From Ohio History Central
Painesville is the county seat of Lake County, Ohio. Established in 1805, the town was originally known as Champion, named for Henry Champion, the man who surveyed the community. Residents quickly changed the town’s name to Painesville, in honor of General Edward Paine, a hero of the American Revolution. The town’s most prominent resident during its first years of existence was Ohio Governor Samuel Huntington, who died in Painesville in 1817.
Painesville grew quickly, having 1,014 residents in 1840. In 1846, the town contained four churches, fourteen stores, one flour mill, one bank, and one newspaper office. It was the largest community between Cleveland, Ohio, and Erie, Pennsylvania. Painesville continued to grow over the next several decades. In 1880, 3,841 people inhabited the town. This growth was partly due to two railroad lines passing through the community, making Painesville a booming economic center. Four newspapers, five churches, and three banks existed in the town in 1886. Several manufacturing businesses operated in the town. The Paige Manufacturing Company, a machine works, was Painesville’s largest employer in 1886, with forty-eight workers.
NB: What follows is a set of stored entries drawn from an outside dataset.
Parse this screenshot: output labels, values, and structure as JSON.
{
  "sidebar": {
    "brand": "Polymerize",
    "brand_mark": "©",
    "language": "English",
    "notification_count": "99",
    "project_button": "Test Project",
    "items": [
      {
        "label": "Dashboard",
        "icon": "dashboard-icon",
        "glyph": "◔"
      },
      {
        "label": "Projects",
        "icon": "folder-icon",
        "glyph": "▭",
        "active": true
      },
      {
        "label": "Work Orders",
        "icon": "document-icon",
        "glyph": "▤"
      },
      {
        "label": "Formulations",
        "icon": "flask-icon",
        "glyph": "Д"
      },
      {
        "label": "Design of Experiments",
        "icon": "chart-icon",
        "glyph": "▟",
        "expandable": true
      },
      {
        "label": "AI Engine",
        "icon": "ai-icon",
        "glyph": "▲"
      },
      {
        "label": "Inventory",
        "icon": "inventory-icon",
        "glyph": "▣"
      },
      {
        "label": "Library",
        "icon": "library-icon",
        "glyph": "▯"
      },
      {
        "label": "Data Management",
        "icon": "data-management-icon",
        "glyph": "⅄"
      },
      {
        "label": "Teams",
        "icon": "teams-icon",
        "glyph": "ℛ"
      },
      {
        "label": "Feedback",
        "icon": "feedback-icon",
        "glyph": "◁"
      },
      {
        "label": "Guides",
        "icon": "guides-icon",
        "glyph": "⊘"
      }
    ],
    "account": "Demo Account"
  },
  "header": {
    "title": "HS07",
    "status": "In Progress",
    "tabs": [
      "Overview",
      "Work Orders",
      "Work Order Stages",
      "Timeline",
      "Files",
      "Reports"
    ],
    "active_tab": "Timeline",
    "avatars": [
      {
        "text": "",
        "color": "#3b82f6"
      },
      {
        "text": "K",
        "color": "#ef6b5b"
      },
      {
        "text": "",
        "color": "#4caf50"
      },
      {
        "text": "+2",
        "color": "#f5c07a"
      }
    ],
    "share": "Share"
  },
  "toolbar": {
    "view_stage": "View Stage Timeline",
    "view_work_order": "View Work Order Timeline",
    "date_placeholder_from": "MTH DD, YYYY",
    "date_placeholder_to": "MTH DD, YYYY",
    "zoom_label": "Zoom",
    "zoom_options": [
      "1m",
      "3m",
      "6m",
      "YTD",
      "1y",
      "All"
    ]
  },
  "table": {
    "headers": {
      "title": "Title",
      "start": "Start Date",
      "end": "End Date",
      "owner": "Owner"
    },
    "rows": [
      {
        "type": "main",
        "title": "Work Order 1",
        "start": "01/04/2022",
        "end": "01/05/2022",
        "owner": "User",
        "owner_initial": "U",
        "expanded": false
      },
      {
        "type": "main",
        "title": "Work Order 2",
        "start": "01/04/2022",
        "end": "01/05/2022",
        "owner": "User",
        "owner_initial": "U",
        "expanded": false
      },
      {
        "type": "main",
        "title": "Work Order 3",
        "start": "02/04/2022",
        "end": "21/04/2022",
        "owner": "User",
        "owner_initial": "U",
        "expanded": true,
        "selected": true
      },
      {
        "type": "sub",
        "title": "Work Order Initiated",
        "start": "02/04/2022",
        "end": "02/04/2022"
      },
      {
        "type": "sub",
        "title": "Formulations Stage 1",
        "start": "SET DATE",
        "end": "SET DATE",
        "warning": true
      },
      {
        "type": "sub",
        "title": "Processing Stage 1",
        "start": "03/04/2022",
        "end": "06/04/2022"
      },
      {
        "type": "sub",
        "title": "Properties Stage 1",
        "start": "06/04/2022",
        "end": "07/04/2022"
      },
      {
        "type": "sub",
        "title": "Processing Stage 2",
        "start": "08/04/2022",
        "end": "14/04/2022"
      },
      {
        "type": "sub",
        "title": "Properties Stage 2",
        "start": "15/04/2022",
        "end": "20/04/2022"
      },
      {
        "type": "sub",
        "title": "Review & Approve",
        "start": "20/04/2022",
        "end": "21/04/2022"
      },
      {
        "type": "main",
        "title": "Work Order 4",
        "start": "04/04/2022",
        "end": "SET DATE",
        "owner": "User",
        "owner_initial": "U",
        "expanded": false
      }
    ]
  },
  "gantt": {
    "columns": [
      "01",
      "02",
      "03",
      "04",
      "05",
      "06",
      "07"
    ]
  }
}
During the twentieth century, Painesville continued to grow. In 2000, it ranked a distant fourth in size among Lake County towns, with just over 17,500 residents. Many of these new residents had left the busyness of Cleveland, in nearby Cuyahoga County, for a quieter life in Painesville and Lake County. Over the course of the twentieth century, a tourism industry arose, taking advantage of Painesville’s close proximity to Lake Erie. Numerous local residents operate bed and breakfasts, restaurants, or other businesses that cater to summertime tourists.